TEMPO.CO, Jakarta -Polisi menolak proses diversi sembilan dari 58 anak yang dititipkan di Balai Rehabilitasi Sosial Anak yang Memerlukan Perlindungan Khusus (BRSAMPK) Handayani karena terlibat kerusuhan 22 Mei.
Kepala Rehabilitasi Handayani, Neneng Hariyani, mengatakan proses hukum anak yang ditolak masih terus berjalan di pihak kepolisian.
Baca : Merasa Diancam Polisi, Keluarga Korban Tewas Saat Kerusuhan 22 Mei Lapor ke LPSK
Diversi merupakan pengalihan penyelesaian perkara dari proses peradilan ke proses di luar peradilan pidana.
"Yang diversinya ditolak jadi tetap disidik oleh polisi," kata Kepala Balai saat dihubungi, Senin, 17 Juni 2019.
Dari 58 anak yang dititipkan, kata Neneng, sebanyak 17 anak telah dikembalikan kepada orang tuanya setelah melalui proses diversi. Diversi merupakan pengalihan penyelesaian perkara dari proses peradilan ke proses di luar peradilan pidana.
Sedangkan, kata dia, sisanya akan direhabilitasi selama satu bulan sampai enam bulan. Anak yang direhabilitasi selama enam bulan ada 23 orang. Sedangkan, sisanya ada yang enam bulan karena dianggap sebagai pelaku kerusuhan.
"Yang satu bulan direhabilitasi adalah anak yang ikut-ikutan. Setelah direhabilitasi mereka akan dikembalikan kepada orang tuanya."

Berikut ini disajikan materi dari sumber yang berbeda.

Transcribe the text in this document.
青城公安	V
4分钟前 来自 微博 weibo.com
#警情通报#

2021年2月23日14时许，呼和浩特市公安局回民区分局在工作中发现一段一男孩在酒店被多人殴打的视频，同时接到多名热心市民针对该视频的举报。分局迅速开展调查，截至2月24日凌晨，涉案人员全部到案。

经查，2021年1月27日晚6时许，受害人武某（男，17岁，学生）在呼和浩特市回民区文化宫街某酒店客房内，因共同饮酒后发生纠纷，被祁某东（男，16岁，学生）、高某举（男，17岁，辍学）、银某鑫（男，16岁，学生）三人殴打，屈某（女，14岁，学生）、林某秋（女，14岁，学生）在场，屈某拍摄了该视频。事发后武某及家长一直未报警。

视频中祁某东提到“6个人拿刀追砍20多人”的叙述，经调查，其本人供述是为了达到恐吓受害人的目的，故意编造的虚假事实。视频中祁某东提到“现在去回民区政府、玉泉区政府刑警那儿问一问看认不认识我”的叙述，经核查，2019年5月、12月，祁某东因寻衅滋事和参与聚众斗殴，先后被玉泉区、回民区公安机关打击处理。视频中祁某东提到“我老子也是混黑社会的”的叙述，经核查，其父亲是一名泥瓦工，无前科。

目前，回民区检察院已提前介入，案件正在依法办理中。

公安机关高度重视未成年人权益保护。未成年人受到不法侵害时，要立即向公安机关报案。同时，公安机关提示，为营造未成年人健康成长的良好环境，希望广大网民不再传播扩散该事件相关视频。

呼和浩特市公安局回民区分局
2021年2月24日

Baca juga : Terbukti Tak Terlibat Kerusuhan 22 Mei, Balai Rehabilitasi: 13 Anak Dipulangkan
Neneng menuturkan, sembilan anak yang ditolak proses diversinya oleh polisi masih mempunyai kesempatan di tingkat kejaksaan. Sembilan anak tersebut, kata dia, masih bisa mengajukan diversi oleh jaksa. "Jadi belum tertutup proses diversi untuk sembilan anak itu," ujarnya.
Menurut Neneng, ada sejumlah alasan yang menyebabkan sembilan anak gagal mengajukan proses diversi kepada polisi, terkait peristiwa kerusuhan 22 Mei. "Tapi yang mengetahui alasan itu polisi mengapa mereka menolak diversi sembilan anak itu," ucapnya.